The CAA’s Atol Reform consultation paper recommends a hybrid financial protection model that includes client money and bonds or other financial instruments. It also recommends that Atol Protection Contribution (APC) should range from 50p to £15 depending on the parcel type, rather than the current £2.50 flat fee.
Noel Josephides, Director of Aito and Chairman of Sunvil Holidays: “Full marks for the CAA as it is very detailed and a good basis for discussions. It is a big step up from the initial consultation and looks at everything more realistically.
“I like the idea of a simple client account with variable APC. Aito had a lot of discussions with CAA and they listened.”
However, he said CAA and the industry faced a broader problem: “The main question is how do they fit in with Abta and what it does under the Parcel Travel Regulations – will Abta still ask for a bond?

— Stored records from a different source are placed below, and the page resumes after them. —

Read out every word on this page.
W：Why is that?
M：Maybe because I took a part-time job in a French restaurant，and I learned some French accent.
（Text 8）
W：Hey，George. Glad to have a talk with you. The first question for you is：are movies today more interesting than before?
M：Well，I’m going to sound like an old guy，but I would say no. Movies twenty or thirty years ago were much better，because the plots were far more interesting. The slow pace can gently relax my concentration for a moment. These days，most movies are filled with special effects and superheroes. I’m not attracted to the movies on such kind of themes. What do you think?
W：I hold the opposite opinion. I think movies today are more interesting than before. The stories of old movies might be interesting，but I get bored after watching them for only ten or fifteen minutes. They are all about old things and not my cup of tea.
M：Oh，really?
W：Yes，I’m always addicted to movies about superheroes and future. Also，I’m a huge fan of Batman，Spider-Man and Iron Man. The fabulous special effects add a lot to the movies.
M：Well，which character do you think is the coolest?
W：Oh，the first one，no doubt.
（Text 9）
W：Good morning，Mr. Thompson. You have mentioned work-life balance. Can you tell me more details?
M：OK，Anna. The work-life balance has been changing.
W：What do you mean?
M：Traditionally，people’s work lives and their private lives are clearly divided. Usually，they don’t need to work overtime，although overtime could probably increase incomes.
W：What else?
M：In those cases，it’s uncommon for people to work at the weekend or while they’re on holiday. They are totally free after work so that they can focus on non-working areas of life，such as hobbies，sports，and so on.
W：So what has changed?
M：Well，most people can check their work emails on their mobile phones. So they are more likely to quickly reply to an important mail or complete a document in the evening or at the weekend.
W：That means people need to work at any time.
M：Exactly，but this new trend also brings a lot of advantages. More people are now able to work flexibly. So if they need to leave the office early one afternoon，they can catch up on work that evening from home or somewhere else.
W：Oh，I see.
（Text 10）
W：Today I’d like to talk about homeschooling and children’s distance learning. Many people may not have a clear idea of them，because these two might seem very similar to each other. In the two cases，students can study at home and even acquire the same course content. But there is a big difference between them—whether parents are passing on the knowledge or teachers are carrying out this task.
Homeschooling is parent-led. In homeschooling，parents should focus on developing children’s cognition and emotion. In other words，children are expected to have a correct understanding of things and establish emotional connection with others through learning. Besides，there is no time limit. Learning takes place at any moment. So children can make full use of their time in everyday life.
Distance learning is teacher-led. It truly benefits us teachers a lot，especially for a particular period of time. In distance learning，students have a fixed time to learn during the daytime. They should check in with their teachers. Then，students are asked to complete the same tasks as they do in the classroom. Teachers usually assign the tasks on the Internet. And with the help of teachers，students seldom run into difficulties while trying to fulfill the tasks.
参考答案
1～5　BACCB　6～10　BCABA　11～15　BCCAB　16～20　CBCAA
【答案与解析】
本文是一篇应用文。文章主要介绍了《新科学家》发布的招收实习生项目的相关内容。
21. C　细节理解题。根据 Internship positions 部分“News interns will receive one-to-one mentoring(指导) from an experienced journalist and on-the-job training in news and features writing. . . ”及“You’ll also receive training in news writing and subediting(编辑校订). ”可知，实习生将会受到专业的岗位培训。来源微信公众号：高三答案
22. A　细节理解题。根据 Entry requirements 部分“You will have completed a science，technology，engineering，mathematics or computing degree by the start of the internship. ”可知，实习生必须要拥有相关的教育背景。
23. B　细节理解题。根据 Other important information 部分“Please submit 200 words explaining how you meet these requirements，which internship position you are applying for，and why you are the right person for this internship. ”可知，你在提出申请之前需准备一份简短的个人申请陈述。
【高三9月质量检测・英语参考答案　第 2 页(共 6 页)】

We’ve gotten to this ridiculous situation where we’re governed by two different sets of regulations. There’s a lack of lateral thinking about licensable and non-licensable turnover.”
Airlines are another issue, he said. “CAA allows airlines to spend customers’ money however they want – they take money from carriers months in advance. The airline industry should be involved.
“The best solution for me is the proposed £1 tax in 2005 (on all flights, including scheduled flights).
“The EU will soon charge €7 for access, so why not introduce an airline tax? It will bring in around £1bn in five years. If it were implemented, we wouldn’t have the Thomas Cook and Monarch encounter. If it’s done across ferries, coaches, etc., it will reduce the huge burden on the air travel trust fund.”
Alan Bowen, legal adviser to the Atol Association of Companies, said he was “somewhat disappointed”.
In his personal capacity, he said: “We’re really struck by the idea that people might pay higher levels of APC.